Wired reports today that research data on guns and violence have been suppressed in the past and that researchers are working to ensure that similar data on the websites of the Centers for Disease Control and Prevention, the Bureau of Justice Statistics, or the Bureau of Alcohol, Tobacco, Firearms and Explosives are not lost if the Trump administration withdraws them.
- Gun Violence Researchers Race to Protect Data From Trump by Emma Grey Ellis, Wired (02.07.17)
Garen Wintemute, an epidemiologist and the director of the Violence Prevention Research Program, reports that he and his team are downloading gun-related data he uses every day: lists of gun licensees, retailers, and manufacturers; gun tracing data; firearm-related death and injury numbers sorted by categories like race, location, or age. The story quotes Wintemute:
This wasn’t just alarmism. “I’ve been through it before,” says Wintemute.
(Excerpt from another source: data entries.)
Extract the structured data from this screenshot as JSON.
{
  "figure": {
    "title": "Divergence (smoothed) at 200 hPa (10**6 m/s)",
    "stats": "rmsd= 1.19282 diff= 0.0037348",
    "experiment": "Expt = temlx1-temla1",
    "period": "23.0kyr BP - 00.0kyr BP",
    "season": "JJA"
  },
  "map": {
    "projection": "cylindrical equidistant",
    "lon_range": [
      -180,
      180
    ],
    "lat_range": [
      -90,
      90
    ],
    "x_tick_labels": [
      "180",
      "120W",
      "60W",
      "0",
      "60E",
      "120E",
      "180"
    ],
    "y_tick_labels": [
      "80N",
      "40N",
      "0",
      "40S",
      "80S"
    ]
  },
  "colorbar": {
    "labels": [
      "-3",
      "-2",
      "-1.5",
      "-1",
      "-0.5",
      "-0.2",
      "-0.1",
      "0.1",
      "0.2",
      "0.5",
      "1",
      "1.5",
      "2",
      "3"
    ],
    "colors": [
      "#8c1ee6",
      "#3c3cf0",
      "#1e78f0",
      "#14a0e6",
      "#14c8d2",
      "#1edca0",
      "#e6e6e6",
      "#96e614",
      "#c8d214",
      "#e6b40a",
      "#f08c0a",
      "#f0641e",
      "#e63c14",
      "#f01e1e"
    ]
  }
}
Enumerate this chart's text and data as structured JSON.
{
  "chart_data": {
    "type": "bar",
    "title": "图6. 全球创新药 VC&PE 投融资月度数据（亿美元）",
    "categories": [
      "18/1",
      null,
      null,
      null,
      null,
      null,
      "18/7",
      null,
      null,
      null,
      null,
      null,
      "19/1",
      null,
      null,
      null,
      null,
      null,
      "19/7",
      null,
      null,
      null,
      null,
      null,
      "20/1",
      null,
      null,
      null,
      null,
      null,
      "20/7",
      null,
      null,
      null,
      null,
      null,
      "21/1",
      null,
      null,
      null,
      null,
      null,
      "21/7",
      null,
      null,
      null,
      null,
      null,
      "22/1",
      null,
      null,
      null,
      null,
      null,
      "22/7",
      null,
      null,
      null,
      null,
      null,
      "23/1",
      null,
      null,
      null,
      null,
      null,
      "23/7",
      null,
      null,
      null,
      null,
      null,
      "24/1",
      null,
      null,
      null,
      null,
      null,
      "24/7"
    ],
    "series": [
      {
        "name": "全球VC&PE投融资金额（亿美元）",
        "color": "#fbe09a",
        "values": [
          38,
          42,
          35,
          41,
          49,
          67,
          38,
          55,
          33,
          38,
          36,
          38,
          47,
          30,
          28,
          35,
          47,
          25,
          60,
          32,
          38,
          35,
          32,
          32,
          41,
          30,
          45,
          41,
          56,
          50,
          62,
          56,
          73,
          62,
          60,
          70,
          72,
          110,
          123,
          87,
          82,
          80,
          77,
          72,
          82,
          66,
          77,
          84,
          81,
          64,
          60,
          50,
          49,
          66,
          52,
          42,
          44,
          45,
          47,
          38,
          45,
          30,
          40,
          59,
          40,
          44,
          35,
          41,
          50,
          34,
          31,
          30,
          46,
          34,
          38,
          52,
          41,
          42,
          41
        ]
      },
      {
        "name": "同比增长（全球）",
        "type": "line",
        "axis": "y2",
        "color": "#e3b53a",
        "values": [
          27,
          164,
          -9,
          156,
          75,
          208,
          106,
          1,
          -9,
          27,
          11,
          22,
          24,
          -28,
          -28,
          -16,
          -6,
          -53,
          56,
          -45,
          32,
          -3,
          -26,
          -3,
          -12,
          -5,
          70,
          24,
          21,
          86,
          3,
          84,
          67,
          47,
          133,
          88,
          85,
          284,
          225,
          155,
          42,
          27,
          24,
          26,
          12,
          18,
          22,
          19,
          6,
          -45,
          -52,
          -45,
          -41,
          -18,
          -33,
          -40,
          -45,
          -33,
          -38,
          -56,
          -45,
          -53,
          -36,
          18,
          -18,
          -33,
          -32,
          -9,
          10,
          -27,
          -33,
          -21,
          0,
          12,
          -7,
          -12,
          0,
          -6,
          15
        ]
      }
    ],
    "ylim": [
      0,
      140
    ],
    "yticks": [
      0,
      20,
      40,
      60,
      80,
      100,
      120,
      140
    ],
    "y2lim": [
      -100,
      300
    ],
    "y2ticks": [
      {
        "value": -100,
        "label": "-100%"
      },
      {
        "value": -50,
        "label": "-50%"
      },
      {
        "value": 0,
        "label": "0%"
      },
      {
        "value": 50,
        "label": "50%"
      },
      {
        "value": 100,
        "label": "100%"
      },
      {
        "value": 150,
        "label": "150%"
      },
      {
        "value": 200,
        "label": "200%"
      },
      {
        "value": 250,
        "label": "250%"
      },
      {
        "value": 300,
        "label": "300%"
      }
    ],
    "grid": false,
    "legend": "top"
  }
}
During the Clinton years and early in George W. Bush’s presidency, he worked with a group of academics who partnered with the Bureau of Alcohol, Tobacco, Firearms and Explosives to study the inner working of criminal gun markets. “We had the reports ready for 2001 and 2002, but their publication was suppressed,” says Wintemute. “We were ordered to destroy our copies of the documents.”
The data that Wintemute downloaded is stored on a secure server at UC Davis.
In 1966, Congress stripped funding for for gun violence research from the budget of the Centers for Disease Control and Prevention’s National Center for Injury Prevention and Control. Also in 1996, Congressed pass a law that “none of the funds made available for injury prevention and control at the Centers for Disease Control and Prevention may be used to advocate or promote gun control”.